Neutral citation: [2023] KEHC 3796 (KLR)

Republic of Kenya

In the High Court at Mombasa

Civil Suit 333 of 2009

DKN Magare, J

April 20, 2023

Between

UMM (a minor suing through MMTM – father and next friend)

Plaintiff

and

Pandya Memorial Society Registered Trustees

1st Defendant

Dr. Awadh Hemed

2nd Defendant

Dr. RM Karega

3rd Defendant

Judgment

1. When bad things happen, sometimes they happen in a row. A minor VMM was taken to hospital while aged about 6 years or thereabouts. A series of things happened till the suit was filed the third Defendant made an application that exposed the Guardian Ad Litem’s soft under belly. Thankfully, Justice H Okwengo as then she was made a ruling preserving the case.

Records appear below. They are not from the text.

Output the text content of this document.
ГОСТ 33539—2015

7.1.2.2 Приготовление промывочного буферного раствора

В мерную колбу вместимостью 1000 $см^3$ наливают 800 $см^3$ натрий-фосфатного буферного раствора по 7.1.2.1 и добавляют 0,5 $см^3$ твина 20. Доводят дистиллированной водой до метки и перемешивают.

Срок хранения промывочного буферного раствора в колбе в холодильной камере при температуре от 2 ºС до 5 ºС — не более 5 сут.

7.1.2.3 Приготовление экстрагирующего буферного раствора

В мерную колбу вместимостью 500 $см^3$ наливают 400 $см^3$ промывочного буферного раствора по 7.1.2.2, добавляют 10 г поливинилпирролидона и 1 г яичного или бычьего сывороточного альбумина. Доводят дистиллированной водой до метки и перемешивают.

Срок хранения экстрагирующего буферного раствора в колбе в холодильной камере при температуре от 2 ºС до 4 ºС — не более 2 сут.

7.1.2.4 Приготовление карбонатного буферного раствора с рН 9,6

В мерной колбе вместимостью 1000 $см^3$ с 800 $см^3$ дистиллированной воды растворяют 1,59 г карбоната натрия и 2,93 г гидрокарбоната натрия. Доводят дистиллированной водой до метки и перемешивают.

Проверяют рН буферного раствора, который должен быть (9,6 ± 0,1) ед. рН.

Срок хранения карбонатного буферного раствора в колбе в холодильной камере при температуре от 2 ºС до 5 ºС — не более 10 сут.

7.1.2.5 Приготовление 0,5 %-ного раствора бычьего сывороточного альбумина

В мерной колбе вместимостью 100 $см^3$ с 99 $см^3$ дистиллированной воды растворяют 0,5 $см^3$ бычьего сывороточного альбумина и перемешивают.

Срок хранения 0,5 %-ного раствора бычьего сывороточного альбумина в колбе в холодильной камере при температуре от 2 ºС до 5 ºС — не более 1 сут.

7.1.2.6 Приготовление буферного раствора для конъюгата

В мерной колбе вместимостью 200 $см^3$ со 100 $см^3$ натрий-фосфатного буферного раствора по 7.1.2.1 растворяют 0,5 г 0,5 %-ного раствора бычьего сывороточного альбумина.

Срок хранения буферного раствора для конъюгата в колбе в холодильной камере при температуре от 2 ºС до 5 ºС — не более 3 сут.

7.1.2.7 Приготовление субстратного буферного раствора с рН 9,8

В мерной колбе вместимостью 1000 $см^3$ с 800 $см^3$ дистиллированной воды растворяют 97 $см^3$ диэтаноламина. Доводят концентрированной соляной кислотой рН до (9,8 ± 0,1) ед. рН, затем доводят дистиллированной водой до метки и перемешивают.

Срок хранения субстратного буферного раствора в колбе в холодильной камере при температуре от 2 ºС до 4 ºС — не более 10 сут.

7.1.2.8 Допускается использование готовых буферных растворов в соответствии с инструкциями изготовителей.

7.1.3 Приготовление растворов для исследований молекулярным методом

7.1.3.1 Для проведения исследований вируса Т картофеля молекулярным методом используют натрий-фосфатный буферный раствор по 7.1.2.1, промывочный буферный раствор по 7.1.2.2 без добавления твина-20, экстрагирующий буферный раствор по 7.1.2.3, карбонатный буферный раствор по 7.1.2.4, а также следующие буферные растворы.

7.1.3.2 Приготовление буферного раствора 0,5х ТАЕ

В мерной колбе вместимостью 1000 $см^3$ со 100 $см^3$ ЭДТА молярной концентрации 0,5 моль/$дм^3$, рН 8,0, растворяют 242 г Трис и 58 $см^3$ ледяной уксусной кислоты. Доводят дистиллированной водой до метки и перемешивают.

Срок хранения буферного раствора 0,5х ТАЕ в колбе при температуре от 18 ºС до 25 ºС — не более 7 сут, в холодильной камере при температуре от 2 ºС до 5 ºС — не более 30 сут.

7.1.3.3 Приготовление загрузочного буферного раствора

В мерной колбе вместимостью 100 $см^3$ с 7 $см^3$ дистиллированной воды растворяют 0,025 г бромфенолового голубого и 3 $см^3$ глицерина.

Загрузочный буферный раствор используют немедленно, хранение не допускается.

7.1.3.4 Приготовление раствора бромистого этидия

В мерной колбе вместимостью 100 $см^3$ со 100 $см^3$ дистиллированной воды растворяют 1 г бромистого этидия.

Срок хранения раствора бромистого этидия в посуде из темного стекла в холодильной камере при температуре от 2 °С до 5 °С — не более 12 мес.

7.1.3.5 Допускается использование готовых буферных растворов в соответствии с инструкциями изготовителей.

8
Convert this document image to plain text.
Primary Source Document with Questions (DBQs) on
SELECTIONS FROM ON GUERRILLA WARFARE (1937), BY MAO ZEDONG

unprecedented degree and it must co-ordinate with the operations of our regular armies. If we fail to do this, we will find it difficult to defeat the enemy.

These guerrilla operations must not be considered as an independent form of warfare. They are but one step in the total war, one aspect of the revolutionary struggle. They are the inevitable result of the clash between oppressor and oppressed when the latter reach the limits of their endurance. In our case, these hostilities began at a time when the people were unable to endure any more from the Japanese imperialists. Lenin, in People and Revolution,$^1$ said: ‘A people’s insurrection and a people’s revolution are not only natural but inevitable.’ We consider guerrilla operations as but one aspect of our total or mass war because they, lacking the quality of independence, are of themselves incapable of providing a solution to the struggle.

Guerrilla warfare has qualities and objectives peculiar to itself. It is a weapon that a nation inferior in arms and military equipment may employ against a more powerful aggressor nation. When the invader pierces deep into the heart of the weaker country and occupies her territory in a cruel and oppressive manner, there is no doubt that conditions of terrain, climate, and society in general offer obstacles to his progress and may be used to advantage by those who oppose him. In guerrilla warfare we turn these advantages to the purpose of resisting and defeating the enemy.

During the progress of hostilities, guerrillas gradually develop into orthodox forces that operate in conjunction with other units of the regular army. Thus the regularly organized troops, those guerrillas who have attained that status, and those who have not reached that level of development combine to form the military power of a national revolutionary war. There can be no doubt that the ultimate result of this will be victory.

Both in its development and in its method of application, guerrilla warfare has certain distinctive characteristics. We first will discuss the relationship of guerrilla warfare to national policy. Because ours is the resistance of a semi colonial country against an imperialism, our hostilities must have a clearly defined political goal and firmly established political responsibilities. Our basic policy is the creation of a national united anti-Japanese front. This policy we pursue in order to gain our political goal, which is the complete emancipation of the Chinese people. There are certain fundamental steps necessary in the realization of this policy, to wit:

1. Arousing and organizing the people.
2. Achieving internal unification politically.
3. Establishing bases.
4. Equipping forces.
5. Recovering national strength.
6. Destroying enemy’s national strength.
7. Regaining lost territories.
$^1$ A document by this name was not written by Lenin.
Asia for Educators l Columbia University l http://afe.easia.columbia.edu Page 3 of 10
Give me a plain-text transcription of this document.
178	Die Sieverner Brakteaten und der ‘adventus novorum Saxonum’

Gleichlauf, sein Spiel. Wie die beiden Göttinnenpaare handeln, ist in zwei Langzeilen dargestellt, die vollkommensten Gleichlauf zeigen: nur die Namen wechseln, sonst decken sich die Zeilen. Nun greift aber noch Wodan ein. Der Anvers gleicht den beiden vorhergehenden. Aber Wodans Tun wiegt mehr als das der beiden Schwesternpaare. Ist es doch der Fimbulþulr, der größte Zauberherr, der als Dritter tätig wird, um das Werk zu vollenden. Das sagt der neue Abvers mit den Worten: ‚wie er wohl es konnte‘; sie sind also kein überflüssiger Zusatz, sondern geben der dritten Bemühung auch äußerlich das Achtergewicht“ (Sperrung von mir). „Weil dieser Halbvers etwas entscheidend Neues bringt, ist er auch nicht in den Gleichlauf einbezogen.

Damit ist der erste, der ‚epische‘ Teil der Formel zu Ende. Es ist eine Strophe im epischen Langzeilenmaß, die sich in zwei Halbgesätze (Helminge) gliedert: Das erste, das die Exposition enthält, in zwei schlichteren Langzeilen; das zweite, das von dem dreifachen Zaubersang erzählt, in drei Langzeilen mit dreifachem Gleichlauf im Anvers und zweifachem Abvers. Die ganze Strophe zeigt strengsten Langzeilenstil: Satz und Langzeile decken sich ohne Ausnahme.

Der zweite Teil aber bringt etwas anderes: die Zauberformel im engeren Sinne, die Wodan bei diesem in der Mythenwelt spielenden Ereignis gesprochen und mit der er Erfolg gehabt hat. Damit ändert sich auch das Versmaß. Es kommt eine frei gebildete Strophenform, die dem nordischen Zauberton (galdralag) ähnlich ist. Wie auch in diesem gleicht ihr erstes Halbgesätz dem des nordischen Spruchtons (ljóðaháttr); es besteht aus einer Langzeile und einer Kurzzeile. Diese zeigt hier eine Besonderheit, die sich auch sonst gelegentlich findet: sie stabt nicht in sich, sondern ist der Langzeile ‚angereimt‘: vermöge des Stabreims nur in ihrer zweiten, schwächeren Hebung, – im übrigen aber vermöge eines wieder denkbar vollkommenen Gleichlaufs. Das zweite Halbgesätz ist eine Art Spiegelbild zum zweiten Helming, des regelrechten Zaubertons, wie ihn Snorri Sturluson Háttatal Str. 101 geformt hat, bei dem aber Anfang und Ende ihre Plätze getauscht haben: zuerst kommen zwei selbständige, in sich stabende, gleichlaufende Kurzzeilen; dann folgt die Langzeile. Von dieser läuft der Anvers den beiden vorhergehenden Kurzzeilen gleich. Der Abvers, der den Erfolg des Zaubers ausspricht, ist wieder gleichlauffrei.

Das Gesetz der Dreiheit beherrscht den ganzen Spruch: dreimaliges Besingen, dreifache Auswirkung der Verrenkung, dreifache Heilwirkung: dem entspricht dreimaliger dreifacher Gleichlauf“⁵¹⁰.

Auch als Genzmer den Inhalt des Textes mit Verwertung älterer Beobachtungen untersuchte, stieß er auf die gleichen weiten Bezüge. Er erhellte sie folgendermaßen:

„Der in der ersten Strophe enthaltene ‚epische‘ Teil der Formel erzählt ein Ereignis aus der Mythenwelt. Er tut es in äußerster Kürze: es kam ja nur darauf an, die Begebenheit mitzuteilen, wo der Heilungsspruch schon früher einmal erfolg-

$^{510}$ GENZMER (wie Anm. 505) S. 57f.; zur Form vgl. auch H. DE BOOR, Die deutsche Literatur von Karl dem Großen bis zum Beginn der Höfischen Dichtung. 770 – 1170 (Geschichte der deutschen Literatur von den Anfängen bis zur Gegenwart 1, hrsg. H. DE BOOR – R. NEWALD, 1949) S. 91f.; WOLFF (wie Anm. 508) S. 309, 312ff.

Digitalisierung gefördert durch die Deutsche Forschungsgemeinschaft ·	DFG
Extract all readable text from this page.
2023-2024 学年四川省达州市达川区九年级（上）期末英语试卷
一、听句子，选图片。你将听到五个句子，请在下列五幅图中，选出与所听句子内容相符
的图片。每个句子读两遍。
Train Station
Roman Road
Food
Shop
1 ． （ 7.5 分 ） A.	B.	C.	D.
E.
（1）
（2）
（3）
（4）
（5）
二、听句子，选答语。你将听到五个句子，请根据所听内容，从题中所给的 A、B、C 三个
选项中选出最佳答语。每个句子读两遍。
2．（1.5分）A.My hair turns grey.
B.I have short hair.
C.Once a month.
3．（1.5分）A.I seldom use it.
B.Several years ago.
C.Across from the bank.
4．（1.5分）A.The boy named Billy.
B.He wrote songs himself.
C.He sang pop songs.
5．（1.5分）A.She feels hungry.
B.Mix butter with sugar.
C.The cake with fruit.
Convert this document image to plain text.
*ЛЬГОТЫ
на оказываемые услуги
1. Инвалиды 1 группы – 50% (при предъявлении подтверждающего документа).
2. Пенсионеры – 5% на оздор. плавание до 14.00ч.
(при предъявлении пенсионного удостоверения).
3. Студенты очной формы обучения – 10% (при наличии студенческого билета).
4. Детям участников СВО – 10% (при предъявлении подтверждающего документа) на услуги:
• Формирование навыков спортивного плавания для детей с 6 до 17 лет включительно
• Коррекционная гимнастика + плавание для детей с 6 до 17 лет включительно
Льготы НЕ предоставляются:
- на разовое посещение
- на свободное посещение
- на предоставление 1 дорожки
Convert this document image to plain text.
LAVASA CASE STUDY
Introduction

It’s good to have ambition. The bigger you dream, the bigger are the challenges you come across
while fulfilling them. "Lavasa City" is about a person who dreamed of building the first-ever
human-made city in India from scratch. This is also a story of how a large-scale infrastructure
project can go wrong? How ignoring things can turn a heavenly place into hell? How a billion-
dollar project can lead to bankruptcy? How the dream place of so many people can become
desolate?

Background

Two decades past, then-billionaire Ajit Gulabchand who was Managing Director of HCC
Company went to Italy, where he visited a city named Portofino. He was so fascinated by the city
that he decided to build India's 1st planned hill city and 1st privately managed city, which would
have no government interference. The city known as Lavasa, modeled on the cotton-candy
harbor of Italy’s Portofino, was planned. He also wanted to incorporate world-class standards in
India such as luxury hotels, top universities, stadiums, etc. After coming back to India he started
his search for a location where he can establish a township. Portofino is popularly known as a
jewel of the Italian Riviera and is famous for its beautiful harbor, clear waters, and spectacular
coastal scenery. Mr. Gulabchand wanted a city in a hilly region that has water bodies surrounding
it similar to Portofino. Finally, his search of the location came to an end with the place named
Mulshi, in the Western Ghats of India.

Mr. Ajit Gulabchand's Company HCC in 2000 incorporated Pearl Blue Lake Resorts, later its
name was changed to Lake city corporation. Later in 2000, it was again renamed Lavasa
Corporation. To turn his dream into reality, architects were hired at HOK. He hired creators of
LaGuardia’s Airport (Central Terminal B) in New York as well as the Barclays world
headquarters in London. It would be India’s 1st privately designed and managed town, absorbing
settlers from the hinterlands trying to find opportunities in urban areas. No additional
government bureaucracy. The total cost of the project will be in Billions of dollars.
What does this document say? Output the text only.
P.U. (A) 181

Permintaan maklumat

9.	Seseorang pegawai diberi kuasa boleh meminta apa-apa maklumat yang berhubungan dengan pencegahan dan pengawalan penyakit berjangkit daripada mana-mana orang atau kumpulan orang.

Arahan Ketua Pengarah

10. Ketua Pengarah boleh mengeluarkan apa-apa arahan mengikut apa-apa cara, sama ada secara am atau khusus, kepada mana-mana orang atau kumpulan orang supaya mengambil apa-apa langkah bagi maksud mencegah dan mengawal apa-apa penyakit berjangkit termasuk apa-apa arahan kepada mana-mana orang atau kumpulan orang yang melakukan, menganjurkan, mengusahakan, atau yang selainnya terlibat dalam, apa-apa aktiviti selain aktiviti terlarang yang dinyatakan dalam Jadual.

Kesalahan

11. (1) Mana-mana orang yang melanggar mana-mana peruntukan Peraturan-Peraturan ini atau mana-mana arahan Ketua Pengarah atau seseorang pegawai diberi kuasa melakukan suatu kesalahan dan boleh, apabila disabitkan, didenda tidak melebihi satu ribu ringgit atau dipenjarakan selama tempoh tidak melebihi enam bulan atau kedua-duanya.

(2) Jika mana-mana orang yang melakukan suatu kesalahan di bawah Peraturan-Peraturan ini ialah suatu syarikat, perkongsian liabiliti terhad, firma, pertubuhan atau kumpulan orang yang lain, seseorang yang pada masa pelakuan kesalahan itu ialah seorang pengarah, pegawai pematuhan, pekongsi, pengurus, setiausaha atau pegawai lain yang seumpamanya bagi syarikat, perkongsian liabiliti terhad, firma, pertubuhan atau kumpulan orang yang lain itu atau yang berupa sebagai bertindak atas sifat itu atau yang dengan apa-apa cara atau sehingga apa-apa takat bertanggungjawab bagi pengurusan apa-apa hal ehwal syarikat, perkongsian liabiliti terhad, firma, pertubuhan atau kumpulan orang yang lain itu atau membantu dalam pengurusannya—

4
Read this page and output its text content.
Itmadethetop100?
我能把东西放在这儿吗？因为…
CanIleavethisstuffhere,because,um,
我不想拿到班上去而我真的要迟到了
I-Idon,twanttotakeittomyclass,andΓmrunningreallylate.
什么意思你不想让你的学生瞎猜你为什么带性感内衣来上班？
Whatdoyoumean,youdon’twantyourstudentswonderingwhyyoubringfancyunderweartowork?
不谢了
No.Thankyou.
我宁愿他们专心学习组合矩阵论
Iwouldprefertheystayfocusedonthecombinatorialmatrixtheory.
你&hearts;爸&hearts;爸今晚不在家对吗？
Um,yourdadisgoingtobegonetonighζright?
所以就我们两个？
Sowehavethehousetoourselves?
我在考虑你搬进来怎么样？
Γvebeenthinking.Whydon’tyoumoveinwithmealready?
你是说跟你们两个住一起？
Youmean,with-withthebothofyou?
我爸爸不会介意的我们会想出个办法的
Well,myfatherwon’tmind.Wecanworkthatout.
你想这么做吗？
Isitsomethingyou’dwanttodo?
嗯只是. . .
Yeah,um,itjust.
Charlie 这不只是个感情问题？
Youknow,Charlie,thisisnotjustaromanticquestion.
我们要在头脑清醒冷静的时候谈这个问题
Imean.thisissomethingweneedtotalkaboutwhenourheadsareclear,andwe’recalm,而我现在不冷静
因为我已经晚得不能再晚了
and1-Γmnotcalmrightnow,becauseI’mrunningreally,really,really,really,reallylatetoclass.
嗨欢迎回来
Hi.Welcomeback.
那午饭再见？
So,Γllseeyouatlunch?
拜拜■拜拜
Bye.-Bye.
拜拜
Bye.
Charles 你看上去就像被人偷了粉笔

2. The Guardian Ad Litem had been paid Ksh 500,000. Since then he became evasive. The mater was not moving till the court issued a notice to show cause for 8/7/ 2015. There was no cause shown and the case as such dismissed. Had he been dealing with and adult claimant, that would have been the end of the matter. However, we are dealing with matter. Involving a child who was reportedly seriously injured. 8 years later the next friend became wiser and changed Advocates and as usual, blames the former Advocates. No one wants to take personal responsibility for the matter. He now wants to wake up the case.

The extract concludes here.